Redução expressiva de indicadores criminais no Piauí
Os números do Piauí sob a gestão de Chico Lucas são impressionantes e serviram como trampolim para sua ascensão ao cargo federal. De 2022 até o momento atual, o estado registrou uma redução de 34% na taxa de homicídios e uma queda ainda mais significativa de 44% nos latrocínios.
Programas inovadores implementados no Piauí, como o "Meu Celular de Volta", foram tão bem-sucedidos que serviram de modelo para a iniciativa "Celular Seguro", posteriormente replicada em escala nacional. Essa abordagem prática e eficiente foi descrita pelo próprio secretário como um "arroz com feijão bem-feito" nas políticas de segurança.
Estratégias que combinaram força e inteligência
Questionado sobre como alcançou reduções tão expressivas em crimes dolosos contra a vida e mortes de policiais, Lucas explicou: "Os crimes dolosos contra a vida têm que ser enfrentados com força, mas, principalmente, com inteligência".
Entre as medidas implementadas destacam-se:
- Criação de um monitoramento constante de homicídios para instaurar inquéritos de forma ágil
- Busca ativa pela resolução e elucidação dos crimes, com definição precisa da autoria e materialidade
- Forte integração entre Poder Judiciário e Ministério Público
- Aumento significativo no índice de esclarecimento de crimes
Resultado dessa abordagem: "Aumentamos o número de prisões, reduzimos os de homicídios e de letalidade policial", afirmou o secretário. Em 2025, o Piauí registrou apenas 20 mortes por intervenção de agentes do estado, a segunda menor taxa do país, atrás apenas do Distrito Federal.
Combate ao crime organizado com estratégia dupla
Sobre o controle do avanço das facções criminosas nos territórios, Lucas detalhou uma estratégia em duas frentes:
- Descapitalização: Operação Carbono Oculto 86, desdobramento de modelo nacional exitoso, que identificou e desarticulou uma rede de mais de 40 postos de combustíveis usados para lavagem de dinheiro.
- Responsabilização da base: Processamento célere de inquéritos contra indivíduos que cometem crimes violentos, especialmente aqueles que exercem poder através do medo sobre as populações.
"Não tem como enfrentar o crime organizado se não for com várias ações coordenadas", ressaltou o secretário, enfatizando a necessidade de abordagem multifacetada.
Encarceramento seletivo e desafios do sistema prisional
Diante dos dados que mostram quase 300.000 mandados de prisão em aberto no Brasil e um sistema carcerário superlotado, Lucas defendeu uma abordagem diferenciada: "Temos que saber a diferença entre os presos".

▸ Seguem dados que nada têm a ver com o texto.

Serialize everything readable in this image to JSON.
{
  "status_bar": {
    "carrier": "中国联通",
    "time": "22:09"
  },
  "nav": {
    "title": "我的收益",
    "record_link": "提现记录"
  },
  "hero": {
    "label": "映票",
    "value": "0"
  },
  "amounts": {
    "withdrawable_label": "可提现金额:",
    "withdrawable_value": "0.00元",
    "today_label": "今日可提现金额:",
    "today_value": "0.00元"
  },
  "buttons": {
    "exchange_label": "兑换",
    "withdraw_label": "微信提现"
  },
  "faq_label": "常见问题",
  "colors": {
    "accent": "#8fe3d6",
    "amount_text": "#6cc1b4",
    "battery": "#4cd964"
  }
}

Segundo sua visão, enquanto a maioria dos infratores comete crimes de menor potencial ofensivo e pode ser beneficiada por instrumentos de ressocialização e penas alternativas, uma pequena parcela de indivíduos com alto potencial lesivo exige resposta estatal mais dura através do encarceramento.
"Eles não são a maioria, mas com certeza são os que impactam negativamente a percepção de segurança da sociedade", concluiu o secretário, destacando que essa questão está sendo tratada a nível federal pelo Ministério da Justiça e pelo Senapem.
A posição de Chico Lucas representa uma visão distintiva na política de segurança brasileira, que busca equilibrar eficiência no combate ao crime com respeito aos princípios constitucionais e direitos fundamentais.